M2 Ultra user here. I threw some numbers up for token counts: https://www.reddit.com/r/LocalLLaMA/comments/183bqei/comment/kaqf2j0/?context=3
Does a big memory let you increase the context length with smaller models where the parameters don't fill the memory?
With the 147GB of VRAM I have available, I'm pretty sure I could use all 200k tokens available in a Yi 34b model, but I'd be waiting half an hour for a result. I've done up to 50k in CodeLlama, and it took a solid 10 minutes to get a response.
The M2 Ultra's big draw is its big RAM; its not worth it unless you get the 128GB model or higher.

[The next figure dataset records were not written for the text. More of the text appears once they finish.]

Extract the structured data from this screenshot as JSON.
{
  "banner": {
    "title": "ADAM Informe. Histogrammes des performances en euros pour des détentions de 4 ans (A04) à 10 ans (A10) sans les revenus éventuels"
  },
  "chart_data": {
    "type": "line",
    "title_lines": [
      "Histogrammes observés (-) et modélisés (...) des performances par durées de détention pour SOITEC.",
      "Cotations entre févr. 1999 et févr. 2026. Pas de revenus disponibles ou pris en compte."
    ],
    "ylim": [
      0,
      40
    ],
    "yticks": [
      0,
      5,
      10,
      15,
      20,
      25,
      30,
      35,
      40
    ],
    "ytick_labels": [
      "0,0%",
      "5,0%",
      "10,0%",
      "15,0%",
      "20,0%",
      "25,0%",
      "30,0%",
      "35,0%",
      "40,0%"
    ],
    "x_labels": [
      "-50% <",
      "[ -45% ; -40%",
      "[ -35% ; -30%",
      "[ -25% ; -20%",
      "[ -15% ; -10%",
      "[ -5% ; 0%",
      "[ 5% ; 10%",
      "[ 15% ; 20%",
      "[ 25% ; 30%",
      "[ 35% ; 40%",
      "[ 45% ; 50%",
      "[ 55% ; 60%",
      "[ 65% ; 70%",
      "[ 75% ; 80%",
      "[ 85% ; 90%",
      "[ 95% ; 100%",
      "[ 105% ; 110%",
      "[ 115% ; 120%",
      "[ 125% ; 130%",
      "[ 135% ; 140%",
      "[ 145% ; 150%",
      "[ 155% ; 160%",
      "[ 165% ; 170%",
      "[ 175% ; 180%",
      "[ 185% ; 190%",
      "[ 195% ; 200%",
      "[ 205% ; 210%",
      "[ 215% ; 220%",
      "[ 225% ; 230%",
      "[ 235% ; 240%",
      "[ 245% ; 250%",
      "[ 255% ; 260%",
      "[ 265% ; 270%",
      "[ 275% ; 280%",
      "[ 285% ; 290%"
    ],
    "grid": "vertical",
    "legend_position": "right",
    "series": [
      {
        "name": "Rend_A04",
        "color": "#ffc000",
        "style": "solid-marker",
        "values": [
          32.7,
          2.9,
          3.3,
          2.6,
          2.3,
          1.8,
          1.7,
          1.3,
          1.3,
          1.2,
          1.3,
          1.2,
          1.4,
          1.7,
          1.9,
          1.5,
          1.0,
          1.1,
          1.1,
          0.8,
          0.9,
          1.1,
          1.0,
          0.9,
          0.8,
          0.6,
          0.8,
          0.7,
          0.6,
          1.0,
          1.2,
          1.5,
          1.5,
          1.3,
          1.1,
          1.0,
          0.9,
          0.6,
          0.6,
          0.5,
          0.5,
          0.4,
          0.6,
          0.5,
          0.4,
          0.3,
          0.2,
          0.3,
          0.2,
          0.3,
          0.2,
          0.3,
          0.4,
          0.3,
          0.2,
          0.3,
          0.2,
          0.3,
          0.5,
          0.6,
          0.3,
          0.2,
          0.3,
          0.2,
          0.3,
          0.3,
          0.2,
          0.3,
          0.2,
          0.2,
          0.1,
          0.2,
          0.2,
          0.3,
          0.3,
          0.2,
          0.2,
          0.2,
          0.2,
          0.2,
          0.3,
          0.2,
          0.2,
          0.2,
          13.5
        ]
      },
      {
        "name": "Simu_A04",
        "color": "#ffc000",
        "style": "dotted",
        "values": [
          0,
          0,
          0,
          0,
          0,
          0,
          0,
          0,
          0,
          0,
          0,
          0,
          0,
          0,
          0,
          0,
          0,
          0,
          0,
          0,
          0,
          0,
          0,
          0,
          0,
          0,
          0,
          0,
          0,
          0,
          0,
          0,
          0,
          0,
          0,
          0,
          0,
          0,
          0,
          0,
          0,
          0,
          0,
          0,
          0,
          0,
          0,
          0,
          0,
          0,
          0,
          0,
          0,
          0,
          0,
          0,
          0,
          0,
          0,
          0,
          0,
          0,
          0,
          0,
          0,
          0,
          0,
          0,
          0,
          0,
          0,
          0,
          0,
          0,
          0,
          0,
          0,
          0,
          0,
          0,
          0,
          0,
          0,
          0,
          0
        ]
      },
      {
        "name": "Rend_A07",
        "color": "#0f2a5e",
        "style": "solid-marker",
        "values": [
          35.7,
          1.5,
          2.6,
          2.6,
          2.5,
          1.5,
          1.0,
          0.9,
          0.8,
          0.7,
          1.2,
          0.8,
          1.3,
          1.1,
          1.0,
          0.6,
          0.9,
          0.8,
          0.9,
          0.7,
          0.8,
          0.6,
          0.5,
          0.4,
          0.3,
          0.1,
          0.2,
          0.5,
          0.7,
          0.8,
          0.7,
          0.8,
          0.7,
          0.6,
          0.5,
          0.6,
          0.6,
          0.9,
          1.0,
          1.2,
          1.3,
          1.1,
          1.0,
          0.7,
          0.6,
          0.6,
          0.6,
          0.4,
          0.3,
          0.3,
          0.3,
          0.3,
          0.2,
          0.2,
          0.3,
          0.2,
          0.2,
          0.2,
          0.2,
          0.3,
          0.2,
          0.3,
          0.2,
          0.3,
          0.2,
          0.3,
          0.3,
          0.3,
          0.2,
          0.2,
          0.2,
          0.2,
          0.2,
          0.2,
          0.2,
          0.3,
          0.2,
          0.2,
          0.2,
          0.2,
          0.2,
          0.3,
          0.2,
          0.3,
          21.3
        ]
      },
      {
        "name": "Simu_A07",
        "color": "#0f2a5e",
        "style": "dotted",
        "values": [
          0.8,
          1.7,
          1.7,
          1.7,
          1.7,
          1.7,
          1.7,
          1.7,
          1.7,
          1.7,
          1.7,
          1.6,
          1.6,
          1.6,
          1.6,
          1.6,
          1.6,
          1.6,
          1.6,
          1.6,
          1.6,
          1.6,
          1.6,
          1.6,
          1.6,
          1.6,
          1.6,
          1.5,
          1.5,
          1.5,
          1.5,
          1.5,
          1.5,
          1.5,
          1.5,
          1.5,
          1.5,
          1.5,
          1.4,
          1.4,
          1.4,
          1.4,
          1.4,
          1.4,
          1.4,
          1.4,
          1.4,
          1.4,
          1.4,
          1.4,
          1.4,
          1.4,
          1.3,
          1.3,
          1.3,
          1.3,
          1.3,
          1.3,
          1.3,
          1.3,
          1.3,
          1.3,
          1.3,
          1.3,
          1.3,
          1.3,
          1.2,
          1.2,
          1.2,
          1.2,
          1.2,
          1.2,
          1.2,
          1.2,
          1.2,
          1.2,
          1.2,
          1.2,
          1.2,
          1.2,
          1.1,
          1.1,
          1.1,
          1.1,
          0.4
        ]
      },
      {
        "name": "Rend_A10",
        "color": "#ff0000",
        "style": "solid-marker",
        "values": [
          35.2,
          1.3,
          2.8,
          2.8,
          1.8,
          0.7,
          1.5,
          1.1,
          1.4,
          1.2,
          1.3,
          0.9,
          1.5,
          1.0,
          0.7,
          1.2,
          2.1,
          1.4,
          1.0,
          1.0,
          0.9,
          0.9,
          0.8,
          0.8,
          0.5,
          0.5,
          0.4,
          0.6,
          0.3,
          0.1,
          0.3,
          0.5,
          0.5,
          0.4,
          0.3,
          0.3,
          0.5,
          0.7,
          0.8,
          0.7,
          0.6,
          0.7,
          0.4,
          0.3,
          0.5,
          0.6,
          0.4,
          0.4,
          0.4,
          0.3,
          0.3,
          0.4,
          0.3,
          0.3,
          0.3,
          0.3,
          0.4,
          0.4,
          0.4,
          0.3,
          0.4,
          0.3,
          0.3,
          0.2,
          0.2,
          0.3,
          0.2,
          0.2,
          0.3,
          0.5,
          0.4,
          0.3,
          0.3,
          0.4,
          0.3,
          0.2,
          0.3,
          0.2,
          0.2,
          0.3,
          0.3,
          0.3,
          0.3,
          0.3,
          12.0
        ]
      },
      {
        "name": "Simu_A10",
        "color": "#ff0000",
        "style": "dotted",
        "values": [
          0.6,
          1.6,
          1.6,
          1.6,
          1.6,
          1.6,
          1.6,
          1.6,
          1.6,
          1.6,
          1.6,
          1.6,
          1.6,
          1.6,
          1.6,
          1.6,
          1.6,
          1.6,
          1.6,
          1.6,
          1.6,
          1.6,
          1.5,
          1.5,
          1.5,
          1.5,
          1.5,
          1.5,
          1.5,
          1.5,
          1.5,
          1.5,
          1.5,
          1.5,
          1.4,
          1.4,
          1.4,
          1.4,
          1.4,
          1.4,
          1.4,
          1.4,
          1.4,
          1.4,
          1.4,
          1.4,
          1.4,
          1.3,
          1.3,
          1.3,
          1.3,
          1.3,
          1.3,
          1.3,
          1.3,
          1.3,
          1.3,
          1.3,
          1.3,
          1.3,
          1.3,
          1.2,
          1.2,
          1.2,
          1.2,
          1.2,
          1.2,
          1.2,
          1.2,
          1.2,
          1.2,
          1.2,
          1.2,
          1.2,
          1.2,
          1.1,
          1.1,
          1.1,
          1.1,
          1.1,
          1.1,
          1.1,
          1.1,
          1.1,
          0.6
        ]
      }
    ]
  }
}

You have to understand that the speed of the M2 ultra doesn't remotely compare to something like a 4090; CUDA cards are gonna leave us in the dust.
Another thing to consider is that we can only use ggufs via Llamacpp; there's no support for anything else. In that regard, I've seen people put together 3x or more Tesla P40 builds that have the exact same limitation (can only use Llamacpp) but cost half the price or less.
I chose the M2 Ultra because it was easy. Big VRAM, and it took me less than 30 minutes from the moment I got the box to be chatting to a 70b q8 on it. But if speed or price are a major consideration, moreso than level of effort to set up? In that case the M2 ultra would not be the answer.